Friday, August 1, 2008

Paulson vs Greenspan

I don't know how it's even possible to be an average guy who believes everything he reads. Just yesterday, I was filled with happy economic fervor as Hank Paulson helped us reject pessimism in the economy:

Paulson says housing remains biggest threat

Paulson predicted in a speech to a Washington audience that the economy will continue growing at a moderate pace for the rest of this year, despite housing slump-induced problems.
... Paulson said he expected foreclosures and the level of unsold homes would likely remain "substantially elevated this year and next and home prices are likely to decline further on a national basis."

Nevertheless, he predicted that the bulk of the housing slump would be over in months, instead of years.

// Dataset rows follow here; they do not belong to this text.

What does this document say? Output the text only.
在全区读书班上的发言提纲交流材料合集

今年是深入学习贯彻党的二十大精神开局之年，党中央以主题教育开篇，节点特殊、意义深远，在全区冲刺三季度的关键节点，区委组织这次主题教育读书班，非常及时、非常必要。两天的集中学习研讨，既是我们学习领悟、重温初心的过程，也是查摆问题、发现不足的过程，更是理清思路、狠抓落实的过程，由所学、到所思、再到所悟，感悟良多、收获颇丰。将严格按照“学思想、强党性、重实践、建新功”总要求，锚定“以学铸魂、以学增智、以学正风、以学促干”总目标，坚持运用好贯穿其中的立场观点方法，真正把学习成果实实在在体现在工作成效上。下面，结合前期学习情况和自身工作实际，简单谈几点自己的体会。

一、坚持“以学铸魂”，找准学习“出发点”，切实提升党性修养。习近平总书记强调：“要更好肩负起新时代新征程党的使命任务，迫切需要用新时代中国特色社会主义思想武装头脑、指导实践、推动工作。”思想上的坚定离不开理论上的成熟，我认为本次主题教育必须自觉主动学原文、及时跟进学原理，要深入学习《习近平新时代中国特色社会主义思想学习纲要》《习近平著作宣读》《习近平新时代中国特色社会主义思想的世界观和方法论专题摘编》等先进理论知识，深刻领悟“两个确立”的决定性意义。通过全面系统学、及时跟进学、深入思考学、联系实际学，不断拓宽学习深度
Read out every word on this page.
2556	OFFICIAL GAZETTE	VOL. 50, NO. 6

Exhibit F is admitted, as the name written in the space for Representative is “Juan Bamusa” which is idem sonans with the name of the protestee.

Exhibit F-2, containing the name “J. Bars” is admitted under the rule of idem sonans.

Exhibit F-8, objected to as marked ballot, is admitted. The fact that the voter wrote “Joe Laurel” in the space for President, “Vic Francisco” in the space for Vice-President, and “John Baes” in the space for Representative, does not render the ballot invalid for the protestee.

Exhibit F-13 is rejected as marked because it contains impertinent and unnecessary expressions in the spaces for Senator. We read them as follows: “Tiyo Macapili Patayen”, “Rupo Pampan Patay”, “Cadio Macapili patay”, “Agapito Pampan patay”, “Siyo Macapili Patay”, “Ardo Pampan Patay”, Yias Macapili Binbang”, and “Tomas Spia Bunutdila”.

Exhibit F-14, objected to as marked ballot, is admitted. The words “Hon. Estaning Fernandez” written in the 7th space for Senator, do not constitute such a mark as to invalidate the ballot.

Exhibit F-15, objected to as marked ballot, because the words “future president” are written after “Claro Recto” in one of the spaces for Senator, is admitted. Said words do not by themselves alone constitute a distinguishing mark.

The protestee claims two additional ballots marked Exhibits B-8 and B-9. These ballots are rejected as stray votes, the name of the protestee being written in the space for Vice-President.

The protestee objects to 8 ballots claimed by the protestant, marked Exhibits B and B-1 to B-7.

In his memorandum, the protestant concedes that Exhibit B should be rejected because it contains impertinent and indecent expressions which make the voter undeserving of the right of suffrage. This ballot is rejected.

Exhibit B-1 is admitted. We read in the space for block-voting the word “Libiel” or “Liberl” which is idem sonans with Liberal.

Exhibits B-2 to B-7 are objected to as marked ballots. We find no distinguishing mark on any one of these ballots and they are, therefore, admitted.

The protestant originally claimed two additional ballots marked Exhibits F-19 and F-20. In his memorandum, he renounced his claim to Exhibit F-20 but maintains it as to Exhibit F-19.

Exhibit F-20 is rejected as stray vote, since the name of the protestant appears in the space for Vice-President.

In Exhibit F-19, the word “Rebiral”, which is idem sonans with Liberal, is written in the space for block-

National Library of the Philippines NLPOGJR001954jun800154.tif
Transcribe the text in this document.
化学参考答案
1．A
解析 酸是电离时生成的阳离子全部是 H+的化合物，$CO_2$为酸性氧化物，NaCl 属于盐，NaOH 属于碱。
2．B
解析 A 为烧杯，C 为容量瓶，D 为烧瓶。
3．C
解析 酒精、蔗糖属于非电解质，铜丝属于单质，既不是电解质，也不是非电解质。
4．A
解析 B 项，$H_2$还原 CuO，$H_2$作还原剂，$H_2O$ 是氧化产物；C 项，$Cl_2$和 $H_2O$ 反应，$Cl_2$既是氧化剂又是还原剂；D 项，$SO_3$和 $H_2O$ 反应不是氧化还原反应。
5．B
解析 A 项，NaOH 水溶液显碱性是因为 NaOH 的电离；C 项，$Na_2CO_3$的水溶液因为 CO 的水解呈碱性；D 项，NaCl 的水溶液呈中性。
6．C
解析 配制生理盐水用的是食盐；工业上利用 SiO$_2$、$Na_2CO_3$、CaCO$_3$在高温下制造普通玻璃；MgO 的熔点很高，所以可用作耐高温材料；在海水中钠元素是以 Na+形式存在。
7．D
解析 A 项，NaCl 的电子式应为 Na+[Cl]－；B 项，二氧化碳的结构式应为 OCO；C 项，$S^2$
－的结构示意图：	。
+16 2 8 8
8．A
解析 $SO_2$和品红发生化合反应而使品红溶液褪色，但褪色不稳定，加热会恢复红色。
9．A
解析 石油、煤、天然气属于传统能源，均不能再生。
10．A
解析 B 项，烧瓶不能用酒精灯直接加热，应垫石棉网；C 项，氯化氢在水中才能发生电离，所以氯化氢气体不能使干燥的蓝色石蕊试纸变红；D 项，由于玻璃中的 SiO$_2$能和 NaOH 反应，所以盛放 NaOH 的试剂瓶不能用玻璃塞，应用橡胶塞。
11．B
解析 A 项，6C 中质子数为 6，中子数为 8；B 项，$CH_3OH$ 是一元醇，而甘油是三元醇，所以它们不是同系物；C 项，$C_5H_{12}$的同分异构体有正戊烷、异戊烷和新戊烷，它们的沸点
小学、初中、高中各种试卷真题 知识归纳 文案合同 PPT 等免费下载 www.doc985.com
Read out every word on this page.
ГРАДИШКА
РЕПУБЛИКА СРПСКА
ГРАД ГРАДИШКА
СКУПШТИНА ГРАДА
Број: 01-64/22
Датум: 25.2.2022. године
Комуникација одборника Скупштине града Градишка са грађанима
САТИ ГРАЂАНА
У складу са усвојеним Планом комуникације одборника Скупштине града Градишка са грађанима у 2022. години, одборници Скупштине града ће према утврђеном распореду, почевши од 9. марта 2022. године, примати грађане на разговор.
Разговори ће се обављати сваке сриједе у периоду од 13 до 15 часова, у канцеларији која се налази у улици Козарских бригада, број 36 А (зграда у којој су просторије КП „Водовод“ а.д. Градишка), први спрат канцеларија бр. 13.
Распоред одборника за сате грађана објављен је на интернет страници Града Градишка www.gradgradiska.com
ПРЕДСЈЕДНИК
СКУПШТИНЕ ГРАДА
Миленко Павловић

Great! We only have a few months until this whole housing-induced economic nightmare is over. So I was whistling among the flowers with Disney birds swirling around my head when this article started raining on my parade:

"'Fannie and Freddie are a major accident waiting to happen,' Greenspan said. He said that they are an 'unstable structure' and should not continue to exist as quasi public/private entities. He suggested that Fannie and Freddie should be nationalized and then broken up into a group of smaller entities, which could be sold back into the market.

Greenspan also said the U.S. is on the brink of recession, and a key factor that could tip the economy is the slowing growth in the world economy. He also made a rather disturbing comment about the current financial crises.

'We've had huge amounts of liquidity engendered by central banks, and it's getting increasingly evident that this is a once-in-a-century type of phenomenon. It is not the standard liquidity crisis we've seen in the past. It's verging on the issue of solvency,' he said."

So on the one hand, I have Paulson telling me this whole mess is going be behind us Real Soon Now, and then Greenspan tells me to go out and nationalize Fannie and Freddie, and implied that the shareholders are going to be zeroed out.

I can only conclude that Greenspan rejected Paulson's rejection of pessimism.